By: Luciano Foranoce

This year’s “Fool’s Spring,” while I was festering in my un-air conditioned room, sweating enough to lose several pounds of water weight, I heard a tour guide outside saying that these dorms provide “a sense of comfortable living.” I just about lost it, and promptly passed out. When I next awoke, I saw something frightening out the window. Across the street, from another brownstone, I saw the front door slam open. In its frame, I saw someone… something short, green, and downright devious.

This irate little gentleman waddled down the front steps of the brownstone, tongue out, panting, almost certainly looking for its next victim. The waddle turned into a skitter as I saw this creature charge towards a nearby tour group. I’m surprised the guide didn’t see it, but I guess they were too focused on walking backwards in the most annoying way possible.

Giggling, akin to the pig from Angry Birds, the goblin ran between the legs of some distracted younger sibling, forced to attend, in the back of the crowd. With a level of mathematical precision, I saw it trip someone of just the right stature in the middle of the crowd. What happened next, dear reader, would put any professional bowler to shame. With this one person tripped, the rest of the group fell like dominoes. The tour guide was aghast, but not enough to stop their script (the show must go on), as this little gremlin let out the most vile and phlegm-filled cackle and scrambled to the next group.

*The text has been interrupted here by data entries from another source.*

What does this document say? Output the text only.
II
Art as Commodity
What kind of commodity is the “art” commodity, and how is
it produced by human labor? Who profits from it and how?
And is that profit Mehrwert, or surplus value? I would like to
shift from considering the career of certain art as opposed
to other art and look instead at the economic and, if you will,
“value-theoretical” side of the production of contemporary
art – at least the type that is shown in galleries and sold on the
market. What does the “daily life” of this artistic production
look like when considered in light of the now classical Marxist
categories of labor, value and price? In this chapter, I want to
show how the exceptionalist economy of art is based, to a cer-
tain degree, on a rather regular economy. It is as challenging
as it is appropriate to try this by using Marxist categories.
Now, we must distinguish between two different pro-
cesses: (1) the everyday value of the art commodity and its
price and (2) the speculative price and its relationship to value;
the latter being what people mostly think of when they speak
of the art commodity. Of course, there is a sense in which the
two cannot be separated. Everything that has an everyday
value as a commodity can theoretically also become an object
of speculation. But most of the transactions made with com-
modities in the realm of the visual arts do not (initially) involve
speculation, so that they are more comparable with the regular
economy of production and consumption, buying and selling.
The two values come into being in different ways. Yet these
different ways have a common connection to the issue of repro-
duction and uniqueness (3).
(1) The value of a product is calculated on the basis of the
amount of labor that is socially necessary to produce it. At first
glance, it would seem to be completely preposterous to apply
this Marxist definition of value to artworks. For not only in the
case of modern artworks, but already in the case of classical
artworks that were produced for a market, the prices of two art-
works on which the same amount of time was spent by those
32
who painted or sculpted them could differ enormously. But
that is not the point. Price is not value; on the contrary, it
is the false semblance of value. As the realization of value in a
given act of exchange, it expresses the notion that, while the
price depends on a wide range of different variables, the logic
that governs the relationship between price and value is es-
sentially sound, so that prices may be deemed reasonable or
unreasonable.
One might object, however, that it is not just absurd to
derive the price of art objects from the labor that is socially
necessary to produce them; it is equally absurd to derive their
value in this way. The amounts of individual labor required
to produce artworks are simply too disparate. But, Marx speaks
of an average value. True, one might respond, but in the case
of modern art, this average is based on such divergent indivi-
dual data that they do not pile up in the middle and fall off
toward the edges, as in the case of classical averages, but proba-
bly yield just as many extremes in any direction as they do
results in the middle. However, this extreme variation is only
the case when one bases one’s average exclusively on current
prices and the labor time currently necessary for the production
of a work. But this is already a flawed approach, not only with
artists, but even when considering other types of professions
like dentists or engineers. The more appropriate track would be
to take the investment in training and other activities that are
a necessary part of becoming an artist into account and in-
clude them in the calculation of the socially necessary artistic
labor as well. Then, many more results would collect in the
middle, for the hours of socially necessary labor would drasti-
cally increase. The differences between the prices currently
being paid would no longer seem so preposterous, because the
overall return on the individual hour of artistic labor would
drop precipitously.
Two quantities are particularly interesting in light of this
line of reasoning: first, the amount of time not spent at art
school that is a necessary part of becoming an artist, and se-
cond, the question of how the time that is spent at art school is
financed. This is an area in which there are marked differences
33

As a professional investigative reporter here at The Bunion, I know a scoop when I see one. I threw on my fur-lined crocs and raced out of my dorm, following the sounds of screaming parents and congested sidewalks. Upon further investigation, I saw the streets of Comm Ave and Bay State roads in shambles. One group had all of their shoelaces tied together, another had all been pantsed, and yet another group was running in fear as several goblins chased them, notably in the shape of a perfect sine curve.

Carefully avoiding the commotion, and weaving my way through unsuspecting groups, I managed to note some of the similarities between these goblins. They were rather sickly looking, as if they hadn’t left whatever hovel they call home in days, weeks even. And they all had the same sort of shirt on. I managed to clock the words “College of Engineering.” Oh. That explains a lot, actually.